Having a Girl Scout means lots of cookies around our house in February. I was excited about Girl Scout cookie season until we became buried under a leaning tower of leftover boxes of cookies. And…drumroll…I was getting sick of them! Impossible. After one last plea to my weary Facebook crowd to please take them away from me, (there has to be someone that has not OD’d yet) I decided maybe it’s time to try a recipe that calls for a few (hundred). I could do this with my daughter who loves to be the little helper and sometimes sous chef when we get crazy making something in the kitchen. My favorite cookies are the Thin Mints (duh) and Tagalongs (peanut butter baby!) Here are some yummy sounding recipes for both. Side note: something I never knew was that Girl Scout troops used to bake the cookies that they sold. They offer the original recipe here. Vintage Girl Scouts, who knew?

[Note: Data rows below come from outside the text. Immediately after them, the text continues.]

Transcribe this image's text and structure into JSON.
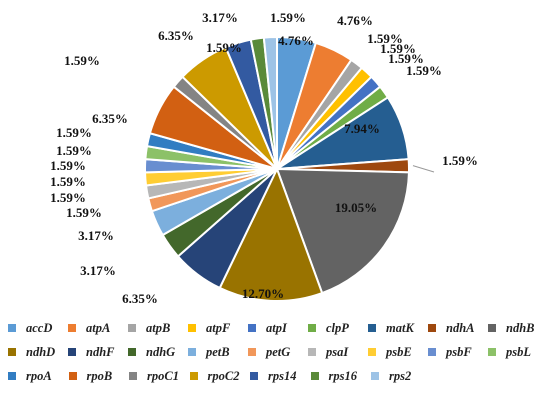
{
  "chart_data": {
    "type": "pie",
    "title": "",
    "legend_position": "bottom",
    "slices": [
      {
        "name": "accD",
        "value": 4.76,
        "label": "4.76%",
        "color": "#5B9BD5"
      },
      {
        "name": "atpA",
        "value": 4.76,
        "label": "4.76%",
        "color": "#ED7D31"
      },
      {
        "name": "atpB",
        "value": 1.59,
        "label": "1.59%",
        "color": "#A5A5A5"
      },
      {
        "name": "atpF",
        "value": 1.59,
        "label": "1.59%",
        "color": "#FFC000"
      },
      {
        "name": "atpI",
        "value": 1.59,
        "label": "1.59%",
        "color": "#4472C4"
      },
      {
        "name": "clpP",
        "value": 1.59,
        "label": "1.59%",
        "color": "#70AD47"
      },
      {
        "name": "matK",
        "value": 7.94,
        "label": "7.94%",
        "color": "#255E91"
      },
      {
        "name": "ndhA",
        "value": 1.59,
        "label": "1.59%",
        "color": "#9E480E"
      },
      {
        "name": "ndhB",
        "value": 19.05,
        "label": "19.05%",
        "color": "#636363"
      },
      {
        "name": "ndhD",
        "value": 12.7,
        "label": "12.70%",
        "color": "#997300"
      },
      {
        "name": "ndhF",
        "value": 6.35,
        "label": "6.35%",
        "color": "#264478"
      },
      {
        "name": "ndhG",
        "value": 3.17,
        "label": "3.17%",
        "color": "#43682B"
      },
      {
        "name": "petB",
        "value": 3.17,
        "label": "3.17%",
        "color": "#7CAFDD"
      },
      {
        "name": "petG",
        "value": 1.59,
        "label": "1.59%",
        "color": "#F1975A"
      },
      {
        "name": "psaI",
        "value": 1.59,
        "label": "1.59%",
        "color": "#B7B7B7"
      },
      {
        "name": "psbE",
        "value": 1.59,
        "label": "1.59%",
        "color": "#FFCD33"
      },
      {
        "name": "psbF",
        "value": 1.59,
        "label": "1.59%",
        "color": "#698ED0"
      },
      {
        "name": "psbL",
        "value": 1.59,
        "label": "1.59%",
        "color": "#8CC168"
      },
      {
        "name": "rpoA",
        "value": 1.59,
        "label": "1.59%",
        "color": "#327DC2"
      },
      {
        "name": "rpoB",
        "value": 6.35,
        "label": "6.35%",
        "color": "#D26012"
      },
      {
        "name": "rpoC1",
        "value": 1.59,
        "label": "1.59%",
        "color": "#848484"
      },
      {
        "name": "rpoC2",
        "value": 6.35,
        "label": "6.35%",
        "color": "#CC9A00"
      },
      {
        "name": "rps14",
        "value": 3.17,
        "label": "3.17%",
        "color": "#335AA1"
      },
      {
        "name": "rps16",
        "value": 1.59,
        "label": "1.59%",
        "color": "#5A8A39"
      },
      {
        "name": "rps2",
        "value": 1.59,
        "label": "1.59%",
        "color": "#9DC3E6"
      }
    ]
  }
}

Chocolate Peanut Butter Pie (you can keep your Facebook friends)
Prep Time: 25 minutes
Cook Time: 4 hours
Total Time: 4 hours, 25 minutes
• 1-1/3 cups Tagalongs®/ Peanut Butter Patties®, crushed
• 5 tablespoons butter, melted
• 1 package (3-1/2 ounce) vanilla pudding
• 1-1/2 cups milk
• 1/3 cup peanut butter, creamy or crunchy
Early in the day combine crumbs and butter. Press into a 9-inch pie plate. Combine pudding and milk. Stir in peanut butter. Pour into pie shell. Keep in the refrigerator until ready to serve.
Grasshopper Pie (because I like pie)
Prep Time: 8 minutes + freezing
• 2 packages (3 ounces each) cream cheese, softened
• 1 can (14 ounces) sweetened condensed milk
• 15 drops green food coloring
• 24 chocolate-covered mint cookies, divided
• 2 cups whipped topping
• 1 chocolate crumb crust (9 inches)
In a large bowl, beat the cream cheese until fluffy. Gradually beat in milk until smooth. Beat in the food coloring. Coarsely crush 16 cookies; stir into the cream cheese mixture. Fold in whipped topping. Spoon into the crust. Cover and freeze overnight. Remove from the freezer 15 minutes before serving. Garnish with remaining cookies. Yield: 8 servings.
Cookie Milkshake (because everything is better blended, with salt…no wait, that’s a margarita)
You can use any leftover Girl Scout Cookies to make this milkshake.
Prep Time: 20 minutes
Total Time: 20 minutes
• 2 cups ice cream, any flavor
•1 cup milk
•4-8 cookies, depends on type chosen
Blend ice cream and milk. Add cookies. Blend until smooth.